LA VERDAD QUE QUISIÉRAMOS SABER, NO LA QUE LOS VIOLENTOS NOS QUIERE CONTAR

Por: Nerio Luis Mejia

Luego de la firma de los acuerdos de paz entre el gobierno de Juan Manuel Santos Calderón y la extinta guerrilla de las farc, el país ha experimentado el resurgimiento de la más exacerbada violencia, especialmente en aquellos territorios donde han hecho una histórica presencia los actores armados, tal es el caso de la región del Catatumbo, donde una vez desmovilizadas las farc, la región vivió un expansionismo por parte de otros grupos armados de menor poder criminal con el objetivo de establecer su dominio territorial que les permitiera la continuidad a sus interés y el control sobre las economías licitas e ilícitas en la región, lo que llevo a provocar enfrentamiento entre los mismos ilegales.


El descredito que han tenido todos los procesos de paz en nuestro país, ha llevado a nuestra sociedad de poner en un menor plano cuando se trata de este tema, dándole prelación a otros asuntos que se consideran de mayor interés, como son el empleo, la educación, la salud y seguridad ciudadana, debido a que los miembros de los grupos armados ilegales que han participado en la danza de la paz no aportan nuevos elementos, los exparamilitares no hablan de otra cosa de las que ya sabemos sobre sus estrechos vínculos con políticos regionales, lo mismo hacen los exguerrilleros, claro estos últimos lo hacen con mayor cautela, en lo que podríamos interpretar como el ocultamiento de gran parte de esa verdad.


Fue así que esta puja por el poder criminal en el territorio ha dejado una estela de sufrimiento en el seno de las familias catatumberas, que les ha tocado vivir con el dolor y como si fuera poco, convivir con los victimarios, ya que ¿a dónde pueden ir para escapar del duelo, sin escondérsele a la miseria que enfrentamos las personas de escasos recursos víctimas del desplazamiento forzado en el país?

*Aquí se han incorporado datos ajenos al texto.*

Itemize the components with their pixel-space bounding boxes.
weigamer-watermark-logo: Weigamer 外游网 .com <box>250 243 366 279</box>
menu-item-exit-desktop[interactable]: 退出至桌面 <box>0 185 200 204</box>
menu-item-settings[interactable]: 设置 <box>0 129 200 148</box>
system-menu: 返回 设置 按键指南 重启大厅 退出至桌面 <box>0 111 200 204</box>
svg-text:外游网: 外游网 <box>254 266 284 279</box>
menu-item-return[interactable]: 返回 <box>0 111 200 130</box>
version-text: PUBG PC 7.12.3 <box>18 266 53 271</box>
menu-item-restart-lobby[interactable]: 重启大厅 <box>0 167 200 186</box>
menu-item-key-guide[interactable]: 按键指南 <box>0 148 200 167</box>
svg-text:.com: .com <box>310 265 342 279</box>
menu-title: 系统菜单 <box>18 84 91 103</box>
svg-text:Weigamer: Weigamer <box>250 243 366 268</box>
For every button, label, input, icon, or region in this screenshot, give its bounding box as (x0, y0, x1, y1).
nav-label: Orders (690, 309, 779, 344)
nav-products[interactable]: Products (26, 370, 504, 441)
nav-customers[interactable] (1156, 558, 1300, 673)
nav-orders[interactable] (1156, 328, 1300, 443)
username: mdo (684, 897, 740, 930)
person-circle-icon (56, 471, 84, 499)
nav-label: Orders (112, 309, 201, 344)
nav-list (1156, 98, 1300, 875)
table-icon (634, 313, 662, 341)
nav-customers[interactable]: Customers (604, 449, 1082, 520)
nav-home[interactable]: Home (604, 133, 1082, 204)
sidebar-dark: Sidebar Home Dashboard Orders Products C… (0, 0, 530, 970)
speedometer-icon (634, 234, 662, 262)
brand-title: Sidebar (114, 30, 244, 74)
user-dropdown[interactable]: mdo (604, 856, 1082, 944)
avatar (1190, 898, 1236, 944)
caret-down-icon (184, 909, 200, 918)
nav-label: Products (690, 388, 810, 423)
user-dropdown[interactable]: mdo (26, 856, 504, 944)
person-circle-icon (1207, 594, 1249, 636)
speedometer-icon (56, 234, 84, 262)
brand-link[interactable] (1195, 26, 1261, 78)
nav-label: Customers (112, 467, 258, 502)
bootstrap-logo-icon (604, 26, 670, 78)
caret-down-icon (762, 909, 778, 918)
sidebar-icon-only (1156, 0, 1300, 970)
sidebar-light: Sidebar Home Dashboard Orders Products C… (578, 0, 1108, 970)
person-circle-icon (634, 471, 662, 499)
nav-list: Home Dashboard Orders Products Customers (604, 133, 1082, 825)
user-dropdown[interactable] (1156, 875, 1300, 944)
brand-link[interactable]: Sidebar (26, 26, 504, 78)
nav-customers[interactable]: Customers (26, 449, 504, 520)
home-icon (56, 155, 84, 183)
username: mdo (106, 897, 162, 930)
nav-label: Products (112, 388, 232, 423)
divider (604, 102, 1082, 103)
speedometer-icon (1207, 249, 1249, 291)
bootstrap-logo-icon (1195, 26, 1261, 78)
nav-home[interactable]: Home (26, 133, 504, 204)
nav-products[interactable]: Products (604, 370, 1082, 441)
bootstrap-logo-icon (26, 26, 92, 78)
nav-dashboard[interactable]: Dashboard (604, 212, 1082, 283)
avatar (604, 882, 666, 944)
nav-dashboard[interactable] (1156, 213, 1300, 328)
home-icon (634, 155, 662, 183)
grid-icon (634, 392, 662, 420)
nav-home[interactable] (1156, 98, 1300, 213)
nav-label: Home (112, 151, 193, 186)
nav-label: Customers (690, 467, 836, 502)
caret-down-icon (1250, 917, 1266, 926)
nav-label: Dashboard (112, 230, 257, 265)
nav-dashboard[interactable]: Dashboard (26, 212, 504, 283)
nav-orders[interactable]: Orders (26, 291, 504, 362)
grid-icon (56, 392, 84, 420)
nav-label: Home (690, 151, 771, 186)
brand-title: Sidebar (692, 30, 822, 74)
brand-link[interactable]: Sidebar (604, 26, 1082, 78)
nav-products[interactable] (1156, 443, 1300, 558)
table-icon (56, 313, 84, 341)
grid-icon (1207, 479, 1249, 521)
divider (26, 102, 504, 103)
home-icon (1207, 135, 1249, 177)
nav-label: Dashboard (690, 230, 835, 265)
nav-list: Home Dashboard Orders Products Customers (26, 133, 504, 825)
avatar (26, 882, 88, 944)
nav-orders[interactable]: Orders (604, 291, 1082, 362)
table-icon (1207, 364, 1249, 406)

Hoy cuando soplan los nuevos vientos de la desinteresada paz, no por lo que significa, si no por lo que presagiamos en lo que puede terminar, revive las esperanzas de conocer la verdad, “esa que quisiéramos saber, no la que nos quieren contar los actores armados a su acomodo”, sobre las nuevas alianzas de los grupos armados como el eln, las disidencias de las farc el epl y los paramilitares con políticos regionales y locales en nuestra región, queremos saber la verdad, sobre financiación y las órdenes recibidas e impartidas y que asuman la responsabilidad penal por los crímenes que han cometido en el territorio, como la masacre del 2018 en el municipio del Tarra, quien la autorizo y cuál fue el motivo, si se puede considerar la existencias de motivos cuando se refiera al asesinato de personas, el homicidio del dirigente conservador, Bernardo Betancur Orozco, candidato a la alcaldía de Tibú en septiembre del 2019, la execrable muerte de nuestro compañero Jorge Solano vega, líder Defensor de los Derechos Humano el 3 de noviembre del año 2021 en la ciudad de Ocaña, lo más recientes asesinatos ocurridos en el presente año (2023), José Antonio Santiago, presidente de la Junta de Acción Comunal de la Vereda Socuavo Norte, a quienes sicarios motorizados le propinaron varios disparos que acabaron con su vida en el mes de febrero del 2023, el ataque con arma de fuego que le arrebató la vida a Sergio Luis Castro, líder social y militante político de la Colombia Humana, aspirante al concejo municipal de Tibú, este crimen ocurrido el 18 de mayo del 2023, a pesar de la consternación siguen impune.


Para que el interés de la sociedad colombiana vuelva su mirada a la hora de hablar de paz, se requiere más que voluntad política, se les exige a los actores armados desentrañar la verdad con el propósito de resarcir a las víctimas y convertirla en monumento histórico con el compromiso de no repetición, la verdad absoluta que necesitamos conocer no la que se ajuste a los intereses de quienes no las quieren contar.